Orage
tadamok
La rumination de cet épisode mal digéré envahissait progressivement son esprit à la manière de ces gros nuages qui s'amoncellent avant l'orage. Puis le mot fut lâché, comme un éclair qui déchire le ciel : « Tu aurais pu me dire que tu avais mangé avec elle ! Tu m'as menti ! » Et le tonnerre gronda : « Je te signale que je fais ce que je veux. Je suis libre. Si j'ai envie de manger avec quelqu'un, je n'ai pas à te demander l'autorisation.

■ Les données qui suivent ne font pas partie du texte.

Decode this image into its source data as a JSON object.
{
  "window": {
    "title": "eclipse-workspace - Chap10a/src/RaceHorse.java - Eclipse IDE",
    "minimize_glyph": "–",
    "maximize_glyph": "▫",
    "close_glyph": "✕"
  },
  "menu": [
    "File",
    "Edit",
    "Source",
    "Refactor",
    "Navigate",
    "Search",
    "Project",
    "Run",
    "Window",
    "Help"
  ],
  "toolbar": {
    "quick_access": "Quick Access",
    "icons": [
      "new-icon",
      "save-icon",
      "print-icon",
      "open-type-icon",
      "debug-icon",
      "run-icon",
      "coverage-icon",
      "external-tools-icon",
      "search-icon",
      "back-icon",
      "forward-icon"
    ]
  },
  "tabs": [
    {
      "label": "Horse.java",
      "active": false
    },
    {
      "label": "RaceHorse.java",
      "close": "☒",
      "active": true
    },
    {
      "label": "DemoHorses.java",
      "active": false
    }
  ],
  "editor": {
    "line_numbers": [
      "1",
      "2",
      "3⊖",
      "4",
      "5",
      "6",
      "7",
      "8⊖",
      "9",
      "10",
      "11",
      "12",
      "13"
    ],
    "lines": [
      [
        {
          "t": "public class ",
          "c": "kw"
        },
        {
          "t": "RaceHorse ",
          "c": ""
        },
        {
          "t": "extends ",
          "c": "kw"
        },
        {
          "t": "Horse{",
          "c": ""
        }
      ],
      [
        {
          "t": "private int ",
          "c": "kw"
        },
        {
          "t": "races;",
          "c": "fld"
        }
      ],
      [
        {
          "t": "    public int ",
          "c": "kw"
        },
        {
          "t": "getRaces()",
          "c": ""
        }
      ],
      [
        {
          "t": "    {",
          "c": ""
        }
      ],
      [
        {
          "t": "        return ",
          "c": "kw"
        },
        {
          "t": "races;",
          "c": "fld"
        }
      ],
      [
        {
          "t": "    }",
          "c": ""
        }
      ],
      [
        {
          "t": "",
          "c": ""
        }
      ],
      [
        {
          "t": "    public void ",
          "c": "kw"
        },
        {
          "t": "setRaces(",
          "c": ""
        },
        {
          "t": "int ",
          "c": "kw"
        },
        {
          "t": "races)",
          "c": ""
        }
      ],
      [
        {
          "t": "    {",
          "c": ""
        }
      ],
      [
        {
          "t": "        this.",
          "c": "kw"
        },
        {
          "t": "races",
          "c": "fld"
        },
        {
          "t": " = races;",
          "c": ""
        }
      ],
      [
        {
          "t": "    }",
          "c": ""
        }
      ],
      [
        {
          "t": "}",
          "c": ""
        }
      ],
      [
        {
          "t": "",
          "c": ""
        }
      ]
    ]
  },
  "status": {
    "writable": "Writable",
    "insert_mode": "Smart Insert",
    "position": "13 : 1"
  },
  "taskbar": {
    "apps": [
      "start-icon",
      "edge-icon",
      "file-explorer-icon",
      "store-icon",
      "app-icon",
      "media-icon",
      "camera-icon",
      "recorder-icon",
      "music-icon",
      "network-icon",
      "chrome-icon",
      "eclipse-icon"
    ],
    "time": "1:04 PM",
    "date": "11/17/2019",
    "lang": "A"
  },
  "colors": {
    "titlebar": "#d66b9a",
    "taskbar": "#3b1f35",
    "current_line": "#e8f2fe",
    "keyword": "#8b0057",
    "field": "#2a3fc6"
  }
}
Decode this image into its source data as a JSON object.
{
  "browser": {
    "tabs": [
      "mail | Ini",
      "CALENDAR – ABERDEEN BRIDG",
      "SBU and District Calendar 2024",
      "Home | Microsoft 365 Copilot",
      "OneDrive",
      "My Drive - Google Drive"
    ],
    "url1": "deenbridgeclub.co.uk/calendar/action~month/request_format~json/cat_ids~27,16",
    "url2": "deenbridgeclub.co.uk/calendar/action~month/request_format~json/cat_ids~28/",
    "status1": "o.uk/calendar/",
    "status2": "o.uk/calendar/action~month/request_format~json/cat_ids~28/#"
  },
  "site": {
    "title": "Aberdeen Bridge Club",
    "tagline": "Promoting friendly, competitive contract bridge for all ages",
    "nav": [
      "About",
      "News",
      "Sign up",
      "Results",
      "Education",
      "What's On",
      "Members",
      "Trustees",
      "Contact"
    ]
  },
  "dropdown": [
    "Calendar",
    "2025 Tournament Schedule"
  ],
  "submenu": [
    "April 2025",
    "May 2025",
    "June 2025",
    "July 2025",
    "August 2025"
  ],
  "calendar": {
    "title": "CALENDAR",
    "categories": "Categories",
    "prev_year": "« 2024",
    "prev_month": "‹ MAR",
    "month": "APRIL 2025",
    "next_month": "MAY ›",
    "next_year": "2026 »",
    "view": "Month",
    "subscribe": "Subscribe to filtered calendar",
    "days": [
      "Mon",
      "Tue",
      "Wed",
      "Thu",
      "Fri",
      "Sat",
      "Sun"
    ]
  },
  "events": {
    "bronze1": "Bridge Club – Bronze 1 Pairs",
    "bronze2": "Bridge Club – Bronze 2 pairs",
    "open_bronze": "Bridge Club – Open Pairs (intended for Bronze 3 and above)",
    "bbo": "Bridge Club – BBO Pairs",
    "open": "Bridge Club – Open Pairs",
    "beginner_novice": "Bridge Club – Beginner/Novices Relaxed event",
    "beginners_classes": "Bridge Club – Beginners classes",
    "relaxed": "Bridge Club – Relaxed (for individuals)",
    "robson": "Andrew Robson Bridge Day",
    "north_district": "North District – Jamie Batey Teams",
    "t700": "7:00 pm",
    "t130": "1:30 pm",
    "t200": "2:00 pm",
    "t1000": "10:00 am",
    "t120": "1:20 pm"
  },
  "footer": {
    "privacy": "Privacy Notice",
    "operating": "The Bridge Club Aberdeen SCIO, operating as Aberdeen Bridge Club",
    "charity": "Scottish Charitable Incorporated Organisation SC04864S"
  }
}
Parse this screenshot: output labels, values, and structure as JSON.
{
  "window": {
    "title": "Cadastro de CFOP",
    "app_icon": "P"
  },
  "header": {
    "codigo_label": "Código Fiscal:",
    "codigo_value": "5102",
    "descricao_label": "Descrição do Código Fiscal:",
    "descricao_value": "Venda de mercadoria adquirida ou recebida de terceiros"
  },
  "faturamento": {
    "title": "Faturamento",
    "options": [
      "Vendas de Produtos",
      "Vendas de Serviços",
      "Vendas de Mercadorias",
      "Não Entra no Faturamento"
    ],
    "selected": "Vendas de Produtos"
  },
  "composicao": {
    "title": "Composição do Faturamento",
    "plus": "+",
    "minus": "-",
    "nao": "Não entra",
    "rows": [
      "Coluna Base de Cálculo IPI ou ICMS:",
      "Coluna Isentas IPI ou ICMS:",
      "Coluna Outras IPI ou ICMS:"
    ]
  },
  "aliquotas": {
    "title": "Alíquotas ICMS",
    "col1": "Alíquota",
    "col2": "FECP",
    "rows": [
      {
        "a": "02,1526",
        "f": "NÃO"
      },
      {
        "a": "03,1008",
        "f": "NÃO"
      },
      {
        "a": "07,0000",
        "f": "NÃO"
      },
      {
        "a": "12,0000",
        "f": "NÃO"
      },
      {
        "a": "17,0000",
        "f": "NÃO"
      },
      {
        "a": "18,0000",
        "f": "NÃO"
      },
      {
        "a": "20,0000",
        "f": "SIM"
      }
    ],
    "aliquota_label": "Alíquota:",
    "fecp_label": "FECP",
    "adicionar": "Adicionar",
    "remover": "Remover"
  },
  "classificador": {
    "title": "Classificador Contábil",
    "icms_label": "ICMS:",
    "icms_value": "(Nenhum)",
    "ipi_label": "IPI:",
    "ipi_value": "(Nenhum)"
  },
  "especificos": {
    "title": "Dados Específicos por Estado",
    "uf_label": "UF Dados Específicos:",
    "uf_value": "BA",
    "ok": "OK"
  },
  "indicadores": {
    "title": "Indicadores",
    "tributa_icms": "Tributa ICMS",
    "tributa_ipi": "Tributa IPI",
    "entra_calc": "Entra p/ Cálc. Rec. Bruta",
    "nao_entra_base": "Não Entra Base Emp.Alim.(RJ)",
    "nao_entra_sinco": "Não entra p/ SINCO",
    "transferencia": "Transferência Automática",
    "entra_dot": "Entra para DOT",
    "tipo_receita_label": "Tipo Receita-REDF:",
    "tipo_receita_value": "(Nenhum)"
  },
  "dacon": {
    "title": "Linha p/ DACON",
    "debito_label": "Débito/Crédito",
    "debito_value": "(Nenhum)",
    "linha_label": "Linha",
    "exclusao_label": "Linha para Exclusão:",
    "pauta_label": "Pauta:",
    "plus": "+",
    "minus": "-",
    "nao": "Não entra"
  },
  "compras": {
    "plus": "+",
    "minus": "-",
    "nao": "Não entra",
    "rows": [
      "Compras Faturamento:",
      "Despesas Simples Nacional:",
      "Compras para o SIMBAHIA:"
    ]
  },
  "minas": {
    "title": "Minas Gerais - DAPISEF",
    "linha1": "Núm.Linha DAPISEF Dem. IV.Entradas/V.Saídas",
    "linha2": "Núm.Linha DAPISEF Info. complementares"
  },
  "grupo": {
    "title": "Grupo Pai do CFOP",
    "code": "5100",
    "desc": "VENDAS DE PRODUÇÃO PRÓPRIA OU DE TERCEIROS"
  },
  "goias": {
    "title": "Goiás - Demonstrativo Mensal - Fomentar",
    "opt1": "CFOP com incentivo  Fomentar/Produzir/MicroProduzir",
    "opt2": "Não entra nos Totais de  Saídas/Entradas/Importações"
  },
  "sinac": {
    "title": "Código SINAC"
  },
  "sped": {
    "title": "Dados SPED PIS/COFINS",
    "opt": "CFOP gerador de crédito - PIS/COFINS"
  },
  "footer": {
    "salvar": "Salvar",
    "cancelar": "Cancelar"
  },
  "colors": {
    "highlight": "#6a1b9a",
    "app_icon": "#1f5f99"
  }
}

J'en ai plus qu'assez que tu me traites comme un enfant ! » La foudre tomba de nouveau, plus près du coeur : « De toute façon, tu m'as jamais aimée ! Tu penses encore à elle, avoue-le ! » Un coup de poing fit trembler les meubles. « Putain de merde ! J'en ai marre de tes foutues crises de jalousie ! T'es complètement paranoïaque, ma pauvre ! Faut te faire soigner, ma parole ! J'ai juste mangé avec elle ! » Il répéta cette phrase en insistant sur chaque mot, comme la réplique feutrée d'un coup de tonnerre qui s'éloigne : « J'ai juste mangé avec elle. » La tension retombait. Et les larmes se mirent à couler, drues, épaisses. « Je sais bien que je suis pas à la hauteur. Elle est tellement belle. » Alors il tenta de la rassurer, patiemment, comme on regarde le déluge à travers sa fenêtre en attendant que ça se calme : « Enfin, chérie, tu sais bien que c'est toi que j'aime. Il n'y a que toi, je te le jure. Regarde-moi. Je ne t'ai jamais trompée. » Et les eaux se tarirent, laissant apparaître un paysage bouleversé, dégoulinant de maquillage, visage bouffi, cheveux ébouriffés, simplement éclairé par une pâle lueur d'espoir dans ses yeux. « C'est vrai ? Tu me jures ? » « Promis, juré, c'est toi que j'aime, mon amour. » Un tendre baiser vint sceller le retour du calme après la tempête, et la promesse d'un avenir meilleur, fertilisé d'avoir triomphé d'une épreuve de plus.